Mechanical performance of marine concrete filled CFRP-aluminum alloy tube columns under axial compression: Experiment and finite element analysis

Abstract

This study presents the mechanical performance of marine concrete filled carbon fiber reinforced polymer (CFRP)-Aluminum alloy tube columns (CFRP-CFAT) through axial compression experiment and finite element analysis. 18 specimens were tested including 3 marine concrete filled aluminum alloy tubes (CFAT) and 15 CFRP-CFATs. The effects of the CFRP pasting position (outer and inner CFRP) and the number of CFRP layers were investigated. The typical failure pattern of specimens without inner CFRP was waist drum failure of aluminum alloy tube and concrete crushed, aluminum tube and concrete of specimens with inner CFRP were shear failure, the CFRP of all specimens was fractured.
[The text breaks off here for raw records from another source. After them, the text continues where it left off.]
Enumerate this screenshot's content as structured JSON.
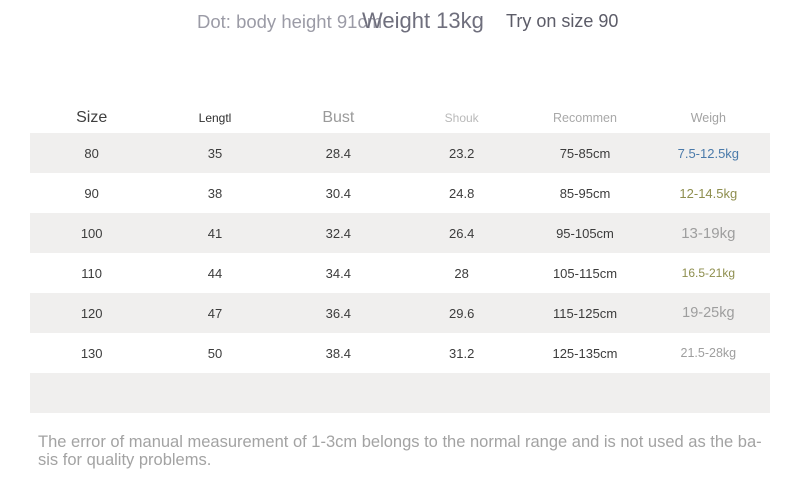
{
  "header": {
    "note": "Dot: body height 91cm",
    "weight": "Weight 13kg",
    "try_on": "Try on size 90"
  },
  "table": {
    "columns": {
      "size": "Size",
      "length": "Lengtl",
      "bust": "Bust",
      "shoulder": "Shouk",
      "recommend": "Recommen",
      "weight": "Weigh"
    },
    "rows": [
      {
        "size": "80",
        "length": "35",
        "bust": "28.4",
        "shoulder": "23.2",
        "recommend": "75-85cm",
        "weight": "7.5-12.5kg"
      },
      {
        "size": "90",
        "length": "38",
        "bust": "30.4",
        "shoulder": "24.8",
        "recommend": "85-95cm",
        "weight": "12-14.5kg"
      },
      {
        "size": "100",
        "length": "41",
        "bust": "32.4",
        "shoulder": "26.4",
        "recommend": "95-105cm",
        "weight": "13-19kg"
      },
      {
        "size": "110",
        "length": "44",
        "bust": "34.4",
        "shoulder": "28",
        "recommend": "105-115cm",
        "weight": "16.5-21kg"
      },
      {
        "size": "120",
        "length": "47",
        "bust": "36.4",
        "shoulder": "29.6",
        "recommend": "115-125cm",
        "weight": "19-25kg"
      },
      {
        "size": "130",
        "length": "50",
        "bust": "38.4",
        "shoulder": "31.2",
        "recommend": "125-135cm",
        "weight": "21.5-28kg"
      }
    ]
  },
  "footer": {
    "line1": "The error of manual measurement of 1-3cm belongs to the normal range and is not used as the ba-",
    "line2": "sis for quality problems."
  },
  "colors": {
    "weight_blue": "#4a7aaa",
    "weight_olive": "#8e8e4e",
    "weight_gray": "#9e9e9e",
    "row_alt_bg": "#f0efee",
    "title_muted": "#9b9ba6",
    "title_dark": "#6f6f7d"
  }
}
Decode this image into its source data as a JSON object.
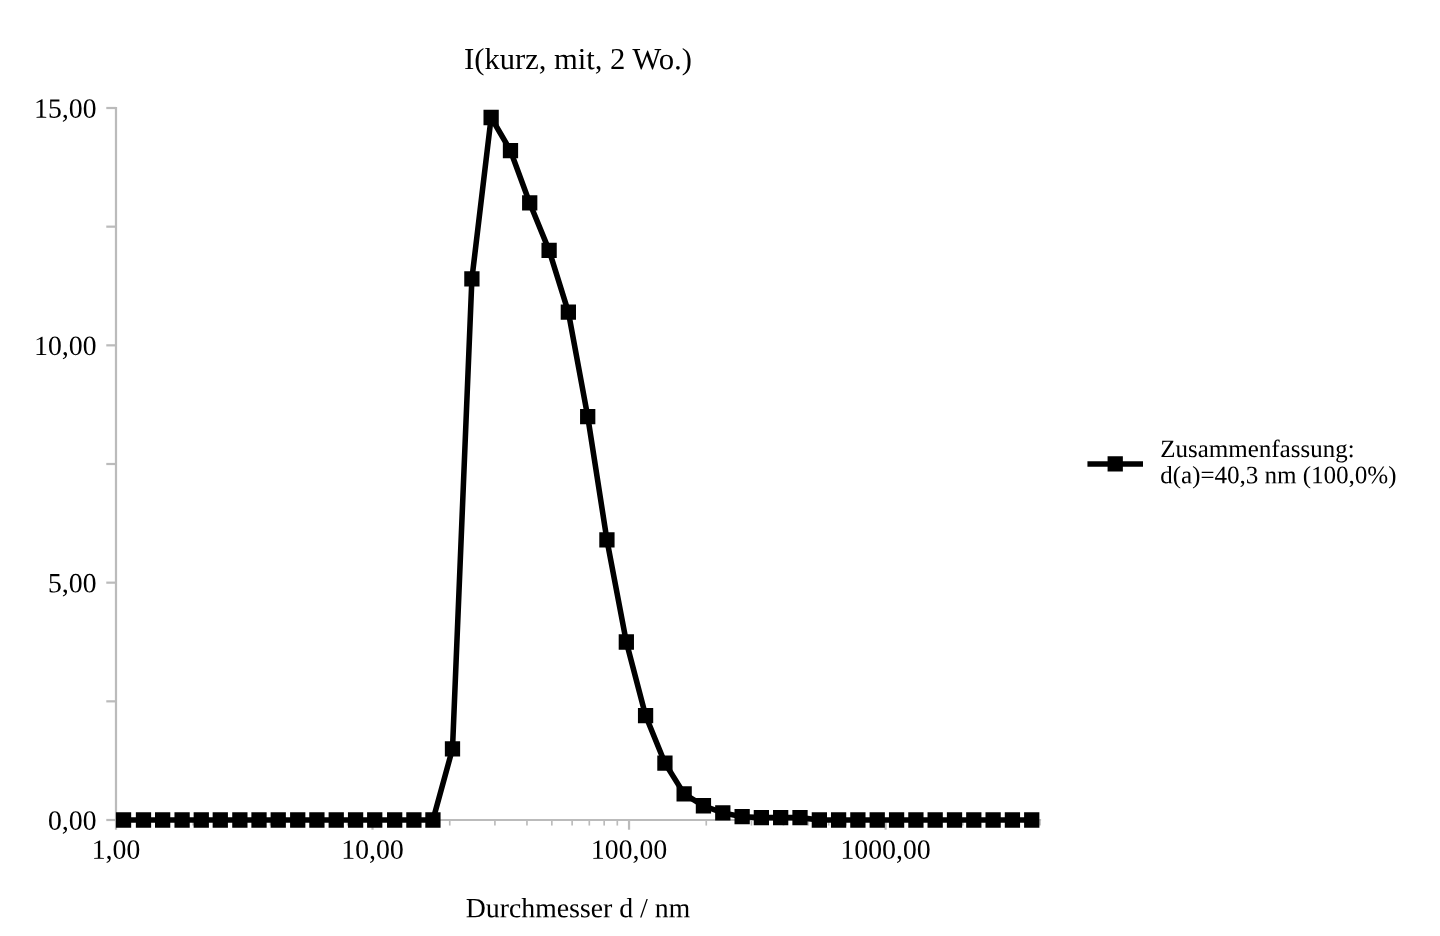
{
  "chart_data": {
    "type": "line",
    "title": "I(kurz, mit, 2 Wo.)",
    "xlabel": "Durchmesser d / nm",
    "log": "x",
    "marker": "square",
    "line_style": "solid",
    "legend": "right",
    "grid": false,
    "xlim": [
      1,
      4000
    ],
    "xticks": [
      {
        "value": 1,
        "label": "1,00"
      },
      {
        "value": 10,
        "label": "10,00"
      },
      {
        "value": 100,
        "label": "100,00"
      },
      {
        "value": 1000,
        "label": "1000,00"
      }
    ],
    "ylim": [
      0,
      15
    ],
    "yticks": [
      {
        "value": 0,
        "label": "0,00"
      },
      {
        "value": 2.5,
        "label": null
      },
      {
        "value": 5,
        "label": "5,00"
      },
      {
        "value": 7.5,
        "label": null
      },
      {
        "value": 10,
        "label": "10,00"
      },
      {
        "value": 12.5,
        "label": null
      },
      {
        "value": 15,
        "label": "15,00"
      }
    ],
    "x": [
      1.07,
      1.28,
      1.52,
      1.81,
      2.15,
      2.55,
      3.04,
      3.61,
      4.29,
      5.11,
      6.07,
      7.22,
      8.59,
      10.2,
      12.2,
      14.5,
      17.2,
      20.5,
      24.4,
      29.0,
      34.5,
      41.0,
      48.8,
      58.0,
      69.0,
      82.0,
      97.6,
      116,
      138,
      164,
      195,
      232,
      276,
      328,
      390,
      464,
      552,
      656,
      780,
      928,
      1104,
      1313,
      1561,
      1857,
      2208,
      2626,
      3123,
      3714
    ],
    "series": [
      {
        "name": "Zusammenfassung:\nd(a)=40,3 nm (100,0%)",
        "color": "#000000",
        "values": [
          0,
          0,
          0,
          0,
          0,
          0,
          0,
          0,
          0,
          0,
          0,
          0,
          0,
          0,
          0,
          0,
          0,
          1.5,
          11.4,
          14.8,
          14.1,
          13.0,
          12.0,
          10.7,
          8.5,
          5.9,
          3.75,
          2.2,
          1.2,
          0.55,
          0.3,
          0.15,
          0.07,
          0.05,
          0.05,
          0.05,
          0,
          0,
          0,
          0,
          0,
          0,
          0,
          0,
          0,
          0,
          0,
          0
        ]
      }
    ]
  }
}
CFRP and aluminum alloy tube have fine deformation coordination performance. With the confinement of CFRP, the ultimate bearing capacity and energy absorption capacity of CFRP-CFATs were increased by up to 60.0% and 37.3%, respectively, also effectively inhibited the damage development of specimens. Moreover, a finite element model was developed, a parametric study was carried and a model for calculating the ultimate bearing capacity of CFRP-CFAT was proposed. The simulated results and calculated results were consistent with experimental results.